Każdy grzech obraża Boga!
Relacja z Bogiem nie jest ani kwestią improwizacji, ani też wynikiem podejmowanych przez człowieka wysiłków. Zawdzięczamy ją Panu, który ofiarowuje się duszy jako boski Oblubieniec. Innymi słowy w trakcie Mszy Świętej zawiązuje się prawdziwy węzeł małżeński.
Maryja w trakcie objawień w Laus poprosiła Benedyktę o uczestnictwo w Mszy Świętej. Kropka. I o modlitwę. Nie oburzyło Jej to, że dziewczyna znała tylko jedną czy dwie modlitwy, ponieważ wiedziała, że nie było jej dane odebrać należytej edukacji religijnej. Dlatego nauczyła podopieczną litanii loretańskiej i poleciła jej regularnie ją odmawiać.
TUTAJ ZOBACZ WIĘCEJ NA TEMAT OBJAWIEŃ W LAUS!
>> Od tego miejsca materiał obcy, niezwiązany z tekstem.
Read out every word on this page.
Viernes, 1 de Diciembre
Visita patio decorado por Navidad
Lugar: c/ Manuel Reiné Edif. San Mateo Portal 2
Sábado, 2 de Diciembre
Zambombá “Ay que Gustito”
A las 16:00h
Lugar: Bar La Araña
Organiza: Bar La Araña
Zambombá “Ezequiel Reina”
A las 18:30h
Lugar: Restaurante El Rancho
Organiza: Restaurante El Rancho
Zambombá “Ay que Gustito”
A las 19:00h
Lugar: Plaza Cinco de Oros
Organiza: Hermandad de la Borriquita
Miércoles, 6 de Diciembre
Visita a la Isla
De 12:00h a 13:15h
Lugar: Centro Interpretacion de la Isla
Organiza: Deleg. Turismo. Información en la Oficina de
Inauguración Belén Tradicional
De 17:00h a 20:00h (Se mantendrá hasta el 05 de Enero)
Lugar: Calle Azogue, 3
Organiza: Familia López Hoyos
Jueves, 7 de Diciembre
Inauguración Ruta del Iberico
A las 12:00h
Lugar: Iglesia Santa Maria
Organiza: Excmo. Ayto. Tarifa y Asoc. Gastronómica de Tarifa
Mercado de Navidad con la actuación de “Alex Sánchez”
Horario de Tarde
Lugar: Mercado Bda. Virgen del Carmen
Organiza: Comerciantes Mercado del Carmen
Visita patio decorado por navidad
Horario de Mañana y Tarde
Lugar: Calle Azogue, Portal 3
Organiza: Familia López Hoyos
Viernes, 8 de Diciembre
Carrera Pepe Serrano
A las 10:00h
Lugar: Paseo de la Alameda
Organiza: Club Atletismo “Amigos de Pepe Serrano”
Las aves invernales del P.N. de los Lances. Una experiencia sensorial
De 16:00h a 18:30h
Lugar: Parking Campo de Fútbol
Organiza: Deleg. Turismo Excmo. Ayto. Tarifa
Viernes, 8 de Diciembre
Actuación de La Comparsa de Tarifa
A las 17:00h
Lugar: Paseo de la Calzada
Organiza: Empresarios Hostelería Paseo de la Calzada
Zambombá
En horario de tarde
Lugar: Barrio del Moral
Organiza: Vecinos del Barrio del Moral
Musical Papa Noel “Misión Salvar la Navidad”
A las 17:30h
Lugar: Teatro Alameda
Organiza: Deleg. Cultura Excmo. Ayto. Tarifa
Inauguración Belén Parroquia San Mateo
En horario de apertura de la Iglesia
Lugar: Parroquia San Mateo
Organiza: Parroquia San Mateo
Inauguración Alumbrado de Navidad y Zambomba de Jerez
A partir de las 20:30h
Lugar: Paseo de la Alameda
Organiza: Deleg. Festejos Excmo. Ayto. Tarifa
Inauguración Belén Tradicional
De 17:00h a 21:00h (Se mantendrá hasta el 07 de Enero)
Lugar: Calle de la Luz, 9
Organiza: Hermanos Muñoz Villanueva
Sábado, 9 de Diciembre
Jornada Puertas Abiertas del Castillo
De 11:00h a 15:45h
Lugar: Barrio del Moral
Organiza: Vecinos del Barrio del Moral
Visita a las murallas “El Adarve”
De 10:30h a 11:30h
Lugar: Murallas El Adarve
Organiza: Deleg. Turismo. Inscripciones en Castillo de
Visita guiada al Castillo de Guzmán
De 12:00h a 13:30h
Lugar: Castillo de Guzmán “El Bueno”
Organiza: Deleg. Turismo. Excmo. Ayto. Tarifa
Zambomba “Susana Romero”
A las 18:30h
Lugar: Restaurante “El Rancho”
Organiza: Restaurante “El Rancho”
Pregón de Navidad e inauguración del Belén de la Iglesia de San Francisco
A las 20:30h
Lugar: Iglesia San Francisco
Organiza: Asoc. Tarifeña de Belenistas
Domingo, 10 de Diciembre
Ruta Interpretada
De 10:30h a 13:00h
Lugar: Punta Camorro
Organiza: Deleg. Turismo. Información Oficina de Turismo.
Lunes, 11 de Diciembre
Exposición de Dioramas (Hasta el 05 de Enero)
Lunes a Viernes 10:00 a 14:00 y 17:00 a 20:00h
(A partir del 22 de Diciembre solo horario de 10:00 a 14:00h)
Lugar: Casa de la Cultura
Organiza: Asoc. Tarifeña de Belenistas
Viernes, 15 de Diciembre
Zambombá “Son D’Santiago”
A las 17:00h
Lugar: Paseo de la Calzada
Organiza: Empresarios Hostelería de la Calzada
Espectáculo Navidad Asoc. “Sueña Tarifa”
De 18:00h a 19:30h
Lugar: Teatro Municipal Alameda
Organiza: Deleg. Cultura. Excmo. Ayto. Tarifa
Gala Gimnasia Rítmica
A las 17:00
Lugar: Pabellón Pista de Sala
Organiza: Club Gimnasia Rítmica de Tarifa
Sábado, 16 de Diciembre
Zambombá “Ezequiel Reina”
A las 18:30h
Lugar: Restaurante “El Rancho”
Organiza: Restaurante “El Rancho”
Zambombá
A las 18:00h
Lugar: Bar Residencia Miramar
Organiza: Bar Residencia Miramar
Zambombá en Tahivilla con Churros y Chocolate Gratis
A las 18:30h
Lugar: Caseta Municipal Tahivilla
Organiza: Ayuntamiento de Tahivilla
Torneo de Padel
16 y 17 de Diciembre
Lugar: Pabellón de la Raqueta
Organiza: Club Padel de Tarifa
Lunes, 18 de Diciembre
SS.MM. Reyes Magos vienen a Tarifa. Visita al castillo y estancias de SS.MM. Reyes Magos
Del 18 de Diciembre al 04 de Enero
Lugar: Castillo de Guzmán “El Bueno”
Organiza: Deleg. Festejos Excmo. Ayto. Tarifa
Przed pójściem na Mszę Świętą warto się wyspowiadać – ta dobroczynna prawda zachowuje aktualność. Nie chodzi oczywiście o to, że ilekroć przystępujemy do Komunii Świętej, powinniśmy – jak ten i ów utrzymuje – być wyspowiadani, ta zasada dotyczy tylko grzechów ciężkich. Nie ulega jednak wątpliwości, że regularna spowiedź jest konieczna. Święta Teresa z Ávili nie rozgraniczała zbyt pieczołowicie grzechów śmiertelnych i powszednich, ponieważ wiedziała, że te drugie również „obrażają Boga”. Z kolei kard. John Henry Newman, wyniesiony niedawno na ołtarze, mawiał: „Kościół katolicki uważa, że lepiej, aby słońce i księżyc spadły z nieba, by ziemia zatrzymała się w miejscu, a rzesze, które ją zamieszkują, umierały z głodu w najgorszych męczarniach […], niż by jedna dusza – nie powiem: uległa zatraceniu – ale popełniła choćby jeden grzech powszedni”.
Tradycja i historia Kościoła znają zwykłych ludzi i świętych, którzy przystępowali do spowiedzi co tydzień, czasem co dwa-trzy dni, a niekiedy nawet codziennie. I uzna to za przesadę jedynie ktoś, kto nie wie, czym w istocie jest grzech. Gdyby posiadł taką wiedzę, nie traktowałby ze wzgardą tych, którzy często się spowiadają. Mała Hiacynta z Fatimy trafiła do szpitala w Lizbonie i tam tuż przed śmiercią skarżyła się mniszkom na kobiety, które odwiedzały swoich krewnych „nieprzyzwoicie ubrane”. Dziewczynka kiwała głową i ze łzami w oczach mówiła: „Gdyby wiedziały…”. A przecież 13 lipca 1917 roku pasterka ujrzała piekło i usłyszała od Matki Bożej, że grzech nieczystości dla wielu osób staje się przyczyną wiecznego potępienia. Tamto westchnienie – „Gdyby wiedzieli…” – wyrażało więc żal i ubolewanie nad niefrasobliwością, z jaką traktujemy grzech i myślimy o nim.
Spowiedź wrogiem demona
Spowiadając się, uznajemy naszą mierność i ułomność, pokornie przyznajemy się do błędów, uznając zarazem moc Boga, który w swojej nieskończonej dobroci podnosi nas, umacnia, oczyszcza. Spowiedź jest potężnym wrogiem demona, dlatego demon dokłada wszelkich starań, aby wyszydzać ów sakrament i zniechęcać nas do niego.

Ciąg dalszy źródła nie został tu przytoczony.